At roughly the same time as I was learning of ‘defensible space’ in lectures, I heard that Alice Coleman had been appointed to ‘sort out’ problem estates in my home town. Coleman was the darling of Thatcher. I did not like Thatcher. Her politics had ravaged my town; the closure of the steelworks in the early 80’s had devastated many families of friends. I started from a position of not liking Coleman’s ideas by association with Thatcher. Not a very academic position. However, on reading Utopia on Trial my dislike was confirmed. You can not simplify the complexities of ‘urban living’ into a set of rules about how architectural form turns some people into criminals. It raises the question, why do I think one can simplify the complexities of urban health into a set of rules about architecture – which is what this blog and my research focus implies?

Learning of Newman and Coleman inspired me to write my undergraduate dissertation about the application of defensible space ideas to Kelvin Flats in Sheffield in the late 1980’s. Interestingly Sheffield City focussed on Newman’s principles and ignored Coleman’s ‘toolkit’ of actions. Regardless, and many pounds Sterling later, Kelvin’s expensive modifications proved ineffective and it was demolished.
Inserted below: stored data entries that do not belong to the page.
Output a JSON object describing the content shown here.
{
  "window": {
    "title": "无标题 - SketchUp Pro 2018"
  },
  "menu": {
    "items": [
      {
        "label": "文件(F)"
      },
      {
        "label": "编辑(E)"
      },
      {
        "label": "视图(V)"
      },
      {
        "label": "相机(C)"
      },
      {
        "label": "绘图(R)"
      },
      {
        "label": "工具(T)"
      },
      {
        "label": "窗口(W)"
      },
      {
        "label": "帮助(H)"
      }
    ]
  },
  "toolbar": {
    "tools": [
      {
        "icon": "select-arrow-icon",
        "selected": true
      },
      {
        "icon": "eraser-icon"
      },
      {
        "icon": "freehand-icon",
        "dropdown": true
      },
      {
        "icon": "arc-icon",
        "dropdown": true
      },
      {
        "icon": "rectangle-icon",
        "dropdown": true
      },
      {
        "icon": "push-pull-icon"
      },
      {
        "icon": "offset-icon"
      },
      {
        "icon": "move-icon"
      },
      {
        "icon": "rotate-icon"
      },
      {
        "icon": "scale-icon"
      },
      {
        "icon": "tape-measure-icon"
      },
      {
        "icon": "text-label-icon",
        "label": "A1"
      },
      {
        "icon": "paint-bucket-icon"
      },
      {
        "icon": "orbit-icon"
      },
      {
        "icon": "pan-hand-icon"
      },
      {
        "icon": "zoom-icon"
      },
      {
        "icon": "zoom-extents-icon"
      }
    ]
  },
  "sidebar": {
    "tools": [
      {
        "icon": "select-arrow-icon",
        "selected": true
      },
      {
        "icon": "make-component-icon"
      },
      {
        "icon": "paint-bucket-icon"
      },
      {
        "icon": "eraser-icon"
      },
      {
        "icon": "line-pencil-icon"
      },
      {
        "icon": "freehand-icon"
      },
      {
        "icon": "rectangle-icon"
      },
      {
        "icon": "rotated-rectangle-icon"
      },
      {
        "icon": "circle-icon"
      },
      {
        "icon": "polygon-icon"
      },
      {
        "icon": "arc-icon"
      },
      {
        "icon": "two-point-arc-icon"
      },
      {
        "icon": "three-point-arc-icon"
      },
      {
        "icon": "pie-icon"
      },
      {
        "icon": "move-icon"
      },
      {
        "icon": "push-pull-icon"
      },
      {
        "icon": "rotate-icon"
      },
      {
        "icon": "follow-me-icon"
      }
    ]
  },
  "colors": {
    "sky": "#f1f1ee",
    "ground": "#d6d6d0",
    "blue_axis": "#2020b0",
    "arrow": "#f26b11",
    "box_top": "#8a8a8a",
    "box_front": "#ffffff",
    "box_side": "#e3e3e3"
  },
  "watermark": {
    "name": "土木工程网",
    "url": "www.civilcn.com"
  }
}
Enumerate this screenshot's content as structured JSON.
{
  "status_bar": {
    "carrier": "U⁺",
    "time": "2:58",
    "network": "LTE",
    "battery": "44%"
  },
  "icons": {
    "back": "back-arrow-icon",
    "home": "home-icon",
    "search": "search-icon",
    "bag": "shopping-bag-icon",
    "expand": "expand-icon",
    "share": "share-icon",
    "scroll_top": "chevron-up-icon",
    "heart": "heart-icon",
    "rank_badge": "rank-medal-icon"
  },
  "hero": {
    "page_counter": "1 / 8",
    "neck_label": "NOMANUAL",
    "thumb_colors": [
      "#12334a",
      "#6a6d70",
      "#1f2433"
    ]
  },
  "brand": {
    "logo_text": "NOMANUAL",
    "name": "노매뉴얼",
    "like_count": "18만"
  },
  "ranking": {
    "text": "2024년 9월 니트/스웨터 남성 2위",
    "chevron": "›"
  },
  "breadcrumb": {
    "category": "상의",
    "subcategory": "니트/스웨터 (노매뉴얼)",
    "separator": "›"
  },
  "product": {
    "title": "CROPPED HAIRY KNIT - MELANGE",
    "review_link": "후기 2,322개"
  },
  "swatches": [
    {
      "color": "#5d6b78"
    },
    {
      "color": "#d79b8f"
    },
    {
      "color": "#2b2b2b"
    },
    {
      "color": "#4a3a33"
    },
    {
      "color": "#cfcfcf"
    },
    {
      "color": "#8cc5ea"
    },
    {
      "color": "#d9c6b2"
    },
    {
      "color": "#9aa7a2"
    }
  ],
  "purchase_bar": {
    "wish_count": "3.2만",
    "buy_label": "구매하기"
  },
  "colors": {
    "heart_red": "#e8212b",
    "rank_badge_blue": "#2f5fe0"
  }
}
Coleman did not add significantly to Newman’s theories. Jacobs and Lees’ “Defensible Space on the Move” argues that Coleman’s greatest contribution was as an agent, transferring Newman’s ideas across the Atlantic and into UK policy. Jacobs and Lees’ history of Coleman’s ideas, includes the suggestion that her ideas fitted the policy, not that that policy was developed around the ideas. In other words, Coleman’s ideas almost perfectly aligned with New Right ideologies of ownership, responsibilism and the narrative that social housing was bad, private housing good.

All of the above does not amount to much. It only captures another illustration of the thorniness (the wicked-ness) of researching the design of the built environment and its effects. Re-reading LiC, and in a particular touching base with Coleman through Jacobs and Lees article, is useful at a point in time where there is a loud call for evidence based design, or evidence based planning. Yet this call comes at a moment in history when science, reason and truth are under attack. Perhaps more so than ever, evidence does not guarantee good policy, policy seeks good evidence to justify itself. What a depressing thought (scepticism is not the path of sunshine).